Given a linked list pointed by a head node as input, your task is to reverse the linked list. After the reversal, The head data should become the last data element pointing to null. This should be done by de-linking the nodes and again linking it in reverse order.

For example:

Input: 2→3→4→5→6→7→NULL

Output: 7→6→5→4→3→2→NULL

Similarly

Input: 21→32→43→54→65→76→NULL

Output: 76→65→54→43→32→21→NULL

Possible follow-up questions to ask the interviewer:

Do we have to print the Linked List in reverse order?( Ans: No, just return the head of the reversed Linked List.)
What if only one node is given in input?( Ans: Just output that node )

Solutions

Solution idea

The idea here is to de-link a node from its previous node and add the previous node in front of the current node. We will follow the same approach for all the node and finally our new reversed Linked List will be ready. This idea can be implemented in two ways →

Recursive Solution
Iterative Solution

Recursive Solution

Solution steps

We can divide the linked list with n nodes into two parts: head and the rest of the linked list with n-1 nodes (Smaller problem ).
Recursively reverse the linked list with (n-1) nodes and return the head pointer of this part i.e. restReversedPart.
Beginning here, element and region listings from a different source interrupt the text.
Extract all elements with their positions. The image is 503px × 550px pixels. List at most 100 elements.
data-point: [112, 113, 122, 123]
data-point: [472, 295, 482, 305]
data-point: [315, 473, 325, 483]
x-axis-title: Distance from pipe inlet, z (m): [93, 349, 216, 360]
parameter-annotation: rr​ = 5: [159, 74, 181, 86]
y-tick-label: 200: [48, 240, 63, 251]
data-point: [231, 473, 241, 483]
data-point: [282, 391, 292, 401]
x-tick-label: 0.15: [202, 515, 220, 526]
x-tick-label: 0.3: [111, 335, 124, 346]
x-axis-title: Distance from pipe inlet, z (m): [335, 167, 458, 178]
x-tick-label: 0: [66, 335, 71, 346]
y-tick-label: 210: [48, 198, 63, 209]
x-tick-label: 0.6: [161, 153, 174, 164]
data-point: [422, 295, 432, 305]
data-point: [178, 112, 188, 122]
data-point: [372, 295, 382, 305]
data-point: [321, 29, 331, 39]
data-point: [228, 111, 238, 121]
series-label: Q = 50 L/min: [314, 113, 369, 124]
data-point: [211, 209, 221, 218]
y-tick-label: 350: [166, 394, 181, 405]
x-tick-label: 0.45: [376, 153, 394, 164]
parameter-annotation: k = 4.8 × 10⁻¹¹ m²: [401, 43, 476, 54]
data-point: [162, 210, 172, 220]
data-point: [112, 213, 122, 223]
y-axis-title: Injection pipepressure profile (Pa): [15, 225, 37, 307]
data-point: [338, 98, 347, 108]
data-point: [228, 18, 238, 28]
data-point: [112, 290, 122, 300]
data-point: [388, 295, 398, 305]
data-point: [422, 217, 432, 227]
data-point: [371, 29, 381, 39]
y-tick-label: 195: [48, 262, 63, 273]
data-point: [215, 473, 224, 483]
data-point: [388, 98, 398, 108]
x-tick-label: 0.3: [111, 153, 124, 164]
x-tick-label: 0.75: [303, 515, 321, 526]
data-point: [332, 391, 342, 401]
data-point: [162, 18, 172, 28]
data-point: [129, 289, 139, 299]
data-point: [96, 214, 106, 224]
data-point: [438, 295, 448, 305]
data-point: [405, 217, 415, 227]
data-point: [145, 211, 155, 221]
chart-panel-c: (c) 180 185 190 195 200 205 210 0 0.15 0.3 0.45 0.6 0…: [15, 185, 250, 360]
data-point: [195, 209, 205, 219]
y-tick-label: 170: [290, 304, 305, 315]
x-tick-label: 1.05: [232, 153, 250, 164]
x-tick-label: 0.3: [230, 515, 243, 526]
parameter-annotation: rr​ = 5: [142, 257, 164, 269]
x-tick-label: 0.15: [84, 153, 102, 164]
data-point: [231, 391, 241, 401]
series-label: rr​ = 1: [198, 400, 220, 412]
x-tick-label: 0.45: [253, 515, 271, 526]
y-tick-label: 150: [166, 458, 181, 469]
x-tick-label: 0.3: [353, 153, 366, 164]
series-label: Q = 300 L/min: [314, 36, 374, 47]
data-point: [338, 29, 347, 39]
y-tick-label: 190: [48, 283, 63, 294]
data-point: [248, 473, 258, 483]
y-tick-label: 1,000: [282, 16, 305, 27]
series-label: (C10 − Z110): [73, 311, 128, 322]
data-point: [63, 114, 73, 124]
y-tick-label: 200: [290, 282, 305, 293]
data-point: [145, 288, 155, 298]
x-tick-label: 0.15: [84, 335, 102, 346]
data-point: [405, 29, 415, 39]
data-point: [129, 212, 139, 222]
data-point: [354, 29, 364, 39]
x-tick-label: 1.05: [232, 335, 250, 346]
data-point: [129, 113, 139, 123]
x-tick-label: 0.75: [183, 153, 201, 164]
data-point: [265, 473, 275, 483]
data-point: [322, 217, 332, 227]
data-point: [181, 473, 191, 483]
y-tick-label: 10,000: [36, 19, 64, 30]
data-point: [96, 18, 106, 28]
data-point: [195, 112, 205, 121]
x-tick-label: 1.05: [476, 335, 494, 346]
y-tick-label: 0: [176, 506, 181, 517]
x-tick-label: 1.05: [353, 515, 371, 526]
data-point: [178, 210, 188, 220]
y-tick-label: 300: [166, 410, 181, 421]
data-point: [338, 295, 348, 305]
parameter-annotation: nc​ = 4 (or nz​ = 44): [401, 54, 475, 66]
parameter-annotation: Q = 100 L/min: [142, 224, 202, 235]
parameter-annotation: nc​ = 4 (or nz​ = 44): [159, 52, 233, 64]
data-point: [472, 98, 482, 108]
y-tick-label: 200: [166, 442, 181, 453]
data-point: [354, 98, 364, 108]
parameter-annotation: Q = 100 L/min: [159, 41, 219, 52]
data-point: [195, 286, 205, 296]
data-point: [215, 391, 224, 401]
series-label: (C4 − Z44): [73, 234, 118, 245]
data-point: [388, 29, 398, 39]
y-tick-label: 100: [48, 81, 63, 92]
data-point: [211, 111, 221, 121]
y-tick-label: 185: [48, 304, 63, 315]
After the reversal, the next node of the head will be the last node and the head will be pointing to this node.
But for the complete reversal of the list, the head should be the last node. So, do the following operations to ensure this:

    head.next.next = head     
    head.next = NULL

Return the head pointer of the reversed list i.e. return restReversedPart.
Base Case: if(head == NULL || head.next == NULL) then return Null.

Pseudo-Code

ListNode reverseList(ListNode head)

{
    if(head == NULL || head.next == NULL)
       return NULL
    ListNode restReversedPart= reverseList(head.next)
    head.next.next = head
    head.next = NULL
    return restReversedPart

Complexity Analysis

Recurrence relation: T(n) = T(n-1) + O(1)
Time Complexity = O(n), where n is the length of the Linked List
Space Complexity = O(n), for recursion stack space. (Think!)

Iterative Approach

Solution steps

We will take three pointers named current , previous and nextNode and will initialize them.

ListNode current = head      
ListNode previous = NULL      
ListNode nextNode = NULL

We will iterate over the linked list untill current is not equal to NULL and do the following update in every step of the iteration:

nextNode = current.next         
current.next = previous         
previous = current         
current = nextNode

return previous pointer which will be the head of the reversed list.

Pseudo-Code

ListNode reverseList(ListNode head)
{
     if(head == NULL)
        return NULL
     ListNode current = head
     ListNode previous = NULL
     ListNode nextNode = NULL
     while(current != NULL)
     {
        nextNode = current.next
        current.next = previous
        previous = current
        current = nextNode
     }
     return previous
}

Complexity Analysis

Time Complexity = O(n), where n is the length of the Linked List

Space Complexity = O(1)

Critical ideas to think!

Can we reverse a Linked List in less than O(n) time? Impossible right? What if the Linked List is doubly Linked List.
Can we use Stack for reversing the Linked List? If Yes, what will be the Complexity?